Running Gear : The entire part of the wagon shown in Fig. 1, including the wheels, axles, bolsters, and reach, is called the running gear. This is what in an automobile would be called the chassis. With this running gear can be used a tight box for hauling grain or other loose material, a hay rack, a hog rack, and various other types of special bodies. Springs may be used to support the box on a wagon, but this is not common practice. In putting a hay rack on a wagon the reach is lengthened and extra bolsters are put in to hold the rack up above the wheels. In hilly countries brakes are necessary on the wheels, but in a flat prairie country these are not used. Parts of the Wagon : It is well for the student to familiarize himself with the names of the parts of a wagon. This knowledge is of importance because it will sometimes be necessary for the boy working on the farm to describe a certain part, as when something is broken or lost, and he will find this difficult if he does not know the names.
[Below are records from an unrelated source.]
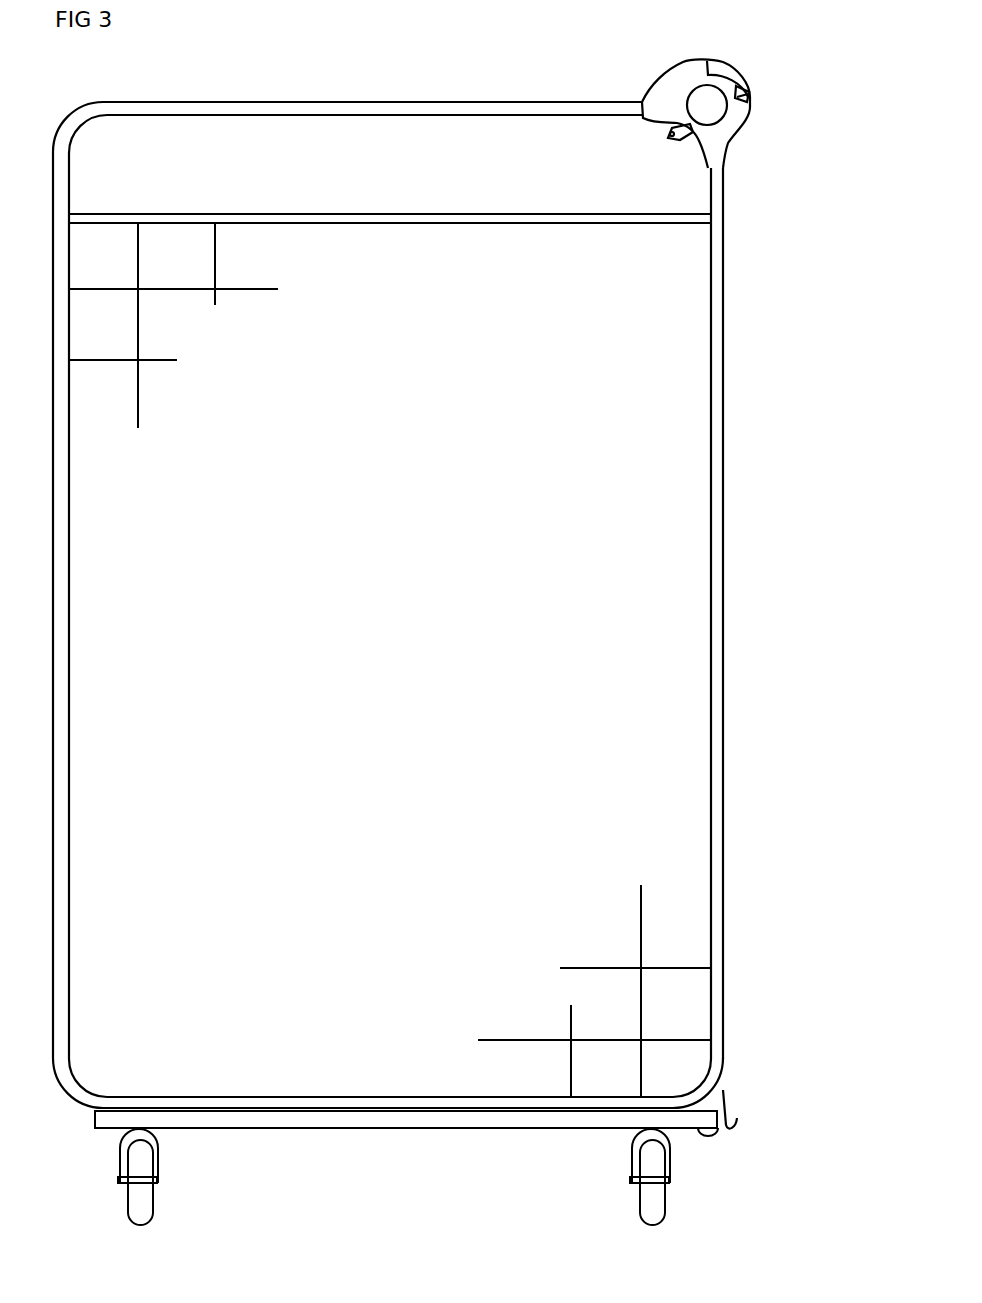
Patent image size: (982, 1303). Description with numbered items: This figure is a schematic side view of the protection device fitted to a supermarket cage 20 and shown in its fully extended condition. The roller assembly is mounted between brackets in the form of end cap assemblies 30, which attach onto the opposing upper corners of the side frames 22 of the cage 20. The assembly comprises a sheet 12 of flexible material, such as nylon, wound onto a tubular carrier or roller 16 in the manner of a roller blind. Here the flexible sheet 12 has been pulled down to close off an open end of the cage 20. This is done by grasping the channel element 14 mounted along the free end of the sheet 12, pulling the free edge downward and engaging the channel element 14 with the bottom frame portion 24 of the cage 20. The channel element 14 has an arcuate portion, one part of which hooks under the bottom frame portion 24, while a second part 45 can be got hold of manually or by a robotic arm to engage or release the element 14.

The sheet of flexible material 12 is at (717, 695).
The channel element 14 is at (710, 1133).
The tubular carrier (roller) 16 is at (715, 117).
The supermarket cage 20 is at (55, 184).
The side frames 22 is at (718, 328).
The bottom frame portion 24 is at (438, 1130).
The end cap assemblies 30 is at (701, 99).
The second part of the arcuate portion 45 is at (730, 1123).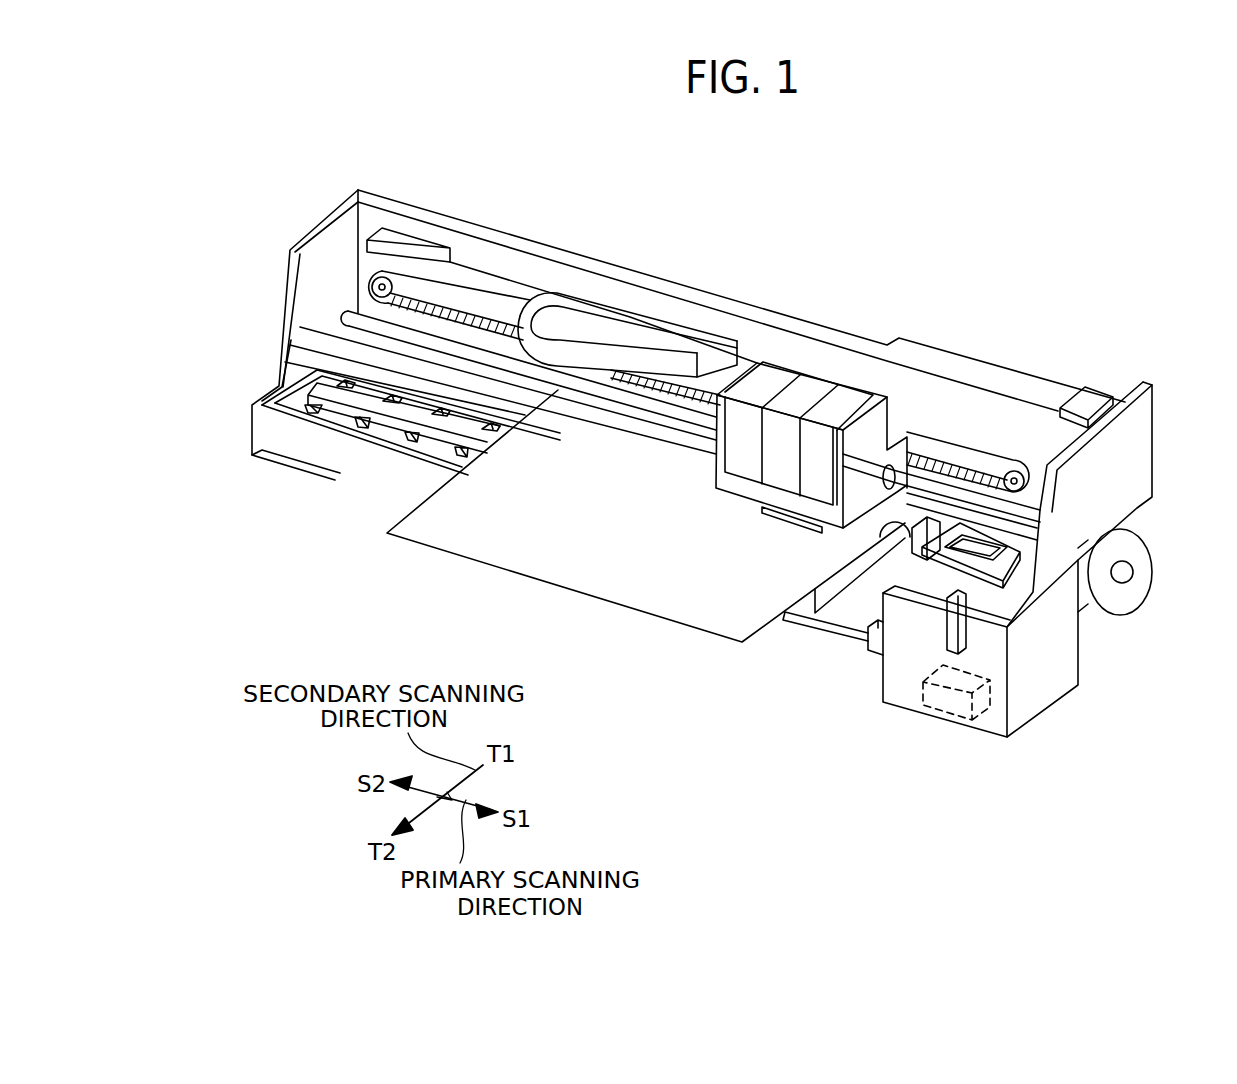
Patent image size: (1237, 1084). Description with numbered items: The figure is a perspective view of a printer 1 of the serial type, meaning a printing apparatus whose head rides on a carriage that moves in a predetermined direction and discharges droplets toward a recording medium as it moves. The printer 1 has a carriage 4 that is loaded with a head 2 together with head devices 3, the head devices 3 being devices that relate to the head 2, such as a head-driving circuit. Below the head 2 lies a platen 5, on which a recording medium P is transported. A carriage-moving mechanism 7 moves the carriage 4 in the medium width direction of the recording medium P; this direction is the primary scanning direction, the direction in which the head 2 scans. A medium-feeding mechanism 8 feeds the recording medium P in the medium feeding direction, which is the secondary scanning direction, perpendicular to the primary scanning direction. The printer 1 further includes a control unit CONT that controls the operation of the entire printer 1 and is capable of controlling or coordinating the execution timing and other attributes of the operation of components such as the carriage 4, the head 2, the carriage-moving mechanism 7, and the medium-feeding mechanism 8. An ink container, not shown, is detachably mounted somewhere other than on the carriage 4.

Fig. 2 shows the tongue and its attachments. It is often referred to as the pole. Note that the wagon hammer which attaches the doubletree to the wagon and through which all of the pulling force is transmitted is also a wrench which fits the nuts on the axles.

Fig. 3 shows the parts which are used with the tongue. The neck yoke fits on the front end of the tongue and is also fastened to the hames of each horse. The neck yoke, therefore, supports the front end of the tongue from the horses' necks and also guides the wagon as the horses turn one way or the other. In hitching the horses to the wagon always put on the neck yoke and slip its ring over the end of the tongue first of all. It may readily he seen that if, with the end of the tongue still lying on the ground, the harness were attached to the singletrees and the horses should suddenly become frightened, the situation would he dangerous. Always attach the lines first, then the neck yoke, and last of all the tugs or traces.

Fig. 4 shows. the details of the front part of the running gear. Fig. 5 shows the corresponding details of the rear part. Fig. 6 shows details of the wheel. (Felloe is pronounced felly.)

LESSON 14 CARE OF THE WAGON The wagon like any other implement needs care if it is to do its work and last well. GREASING : The bearings between the skeins and skein boxes, that is, the bearings upon which the wheels revolve, are the only parts of a wagon which require frequent lubrication. This should lie attended to as often as necessary to keep the surfaces from wearing bright. It is hard on the wagon and also much heavier pulling for the horses if attention is not given to this point. A good grade of axle grease is ordinarily used for the purpose, and usually applied with a wooden paddle. Fig.1 shows the common method of greasing the wagon. The axle nut is taken off and the wheel slipped cautiously outward until the skein is partly exposed, then grease, to the amount of two or three tablespoonfuls, can be applied and the wheels slipped back into place. This operation requires caution because of the danger that the wheel will slip entirely off and let the axle fall to the ground. Most farms, however, are equipped with wagon jacks with which the weight of the wagon is lifted so that the wheel may be taken entirely off, giving a better opportunity for proper cleaning and oiling.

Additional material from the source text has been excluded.